高台マンションの最上階風の通り抜ける空間で
植物とアンティークを愛でる
眺望、風の抜け具合が抜群
8年ほど前、たまたま通りがかってふらりと入ってみたマンションの最上階を、中川一康さんは即決で購入。
「単身者向けのマンションで、2LDKのこの部屋だけが残っていたのですが、一目見て日当り、眺望、風の抜け具合が気に入りました」。
高台に建つマンションの13階。晴れた日にはリビングの向こうに富士山も眺められ、眼下には絶景が広がる。
「夜景もきれいですよ。でもあまり興味はなくて。それよりもこの開放感と日当りに満足しています。ここならグリーンが育てられるなと思い、だんだんはまっていきました。新たな趣味が見つけられたことが良かったですね」。

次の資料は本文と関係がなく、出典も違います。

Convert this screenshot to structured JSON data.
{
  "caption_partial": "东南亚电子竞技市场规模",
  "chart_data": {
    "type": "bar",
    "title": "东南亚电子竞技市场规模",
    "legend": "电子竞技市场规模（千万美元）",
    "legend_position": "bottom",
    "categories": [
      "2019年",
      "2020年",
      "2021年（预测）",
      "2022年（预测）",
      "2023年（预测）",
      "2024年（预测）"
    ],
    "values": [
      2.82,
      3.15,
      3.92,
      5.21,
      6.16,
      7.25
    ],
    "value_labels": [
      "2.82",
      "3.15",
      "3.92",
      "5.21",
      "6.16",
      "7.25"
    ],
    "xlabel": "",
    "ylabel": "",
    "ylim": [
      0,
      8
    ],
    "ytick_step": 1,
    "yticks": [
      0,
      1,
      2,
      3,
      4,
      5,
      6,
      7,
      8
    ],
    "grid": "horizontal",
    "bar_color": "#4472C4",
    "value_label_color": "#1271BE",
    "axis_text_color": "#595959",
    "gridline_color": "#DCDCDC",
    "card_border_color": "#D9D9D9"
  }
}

リビングを挟んで両側にテラスがあり、窓を開け放てば爽やかな風が吹き込んでくる。桟に腰掛け、育てている植物を眺める日常を、中川さんは愉しんでいる
職人気質で空間をエイジング
中川さんは、靴や鞄の修理を専門とする店「UNION WORKS」を営む。
「もともとは洋服屋になりたくて、靴に移行したのですが、靴もファッションもインテリアも、イギリスのものに惹かれます。偏狂なくらいですね(笑)」。
白い壁に白い木の床材のシンプルな空間は、イギリスをメインとするアンティークの家具とグリーンが味を出す。
「この白いモダンな部屋にアンティークってどうなんだろう? と思ったけれど、モダンだからモダンなインテリア、ではなくてもいいのかなと。意外としっくりなじみました」。
重厚感ある家具とシャープな白い空間を、やわらかなグリーンが調和させているようだ。
「グリーンを飾る壁のフックなどは、自分で取り付けました。あまり満足のいく出来ではないのですが」。
ソープディッシュを受け皿にしたエアプランツが粋。家具の転倒防止器具なども、ブラッセンスプレーで加工し、アンティーク家具に似合うようエイジング感を出している。
「フレームを買って座面を張り直してもらった椅子は、皮の張り具合が気に入らないんですよね。もっと張りが欲しいと思って」。
代々木のフリーマーケットで買ったサイドテーブルには、自分で天板の上に皮を張った。
「グラスを置いたときの感触がいいんです」。
細やかなところに自ら手を加える。そのこだわりは、靴を偏愛する職人気質に通じるのかもしれない。
アンティーク雑貨をベースに
繊細で美しい人工的なグリーンではなく、逞しく育っていく生命あるグリーンが好み。壁のエアプランツや窓辺にハンギングされたコウモリランなどがジャングルのように茂る中、アンティークのシューキーパーやミンサーなど、色々なものを使ったアレンジが目を引く。
「おもしろいベースに出会うと試してみたくなるんです。子株を植え替えては、アレンジしています。まだまだ色々やってみたいですね」。
風の抜ける部屋で、大好きなものに囲まれた生活が営まれている。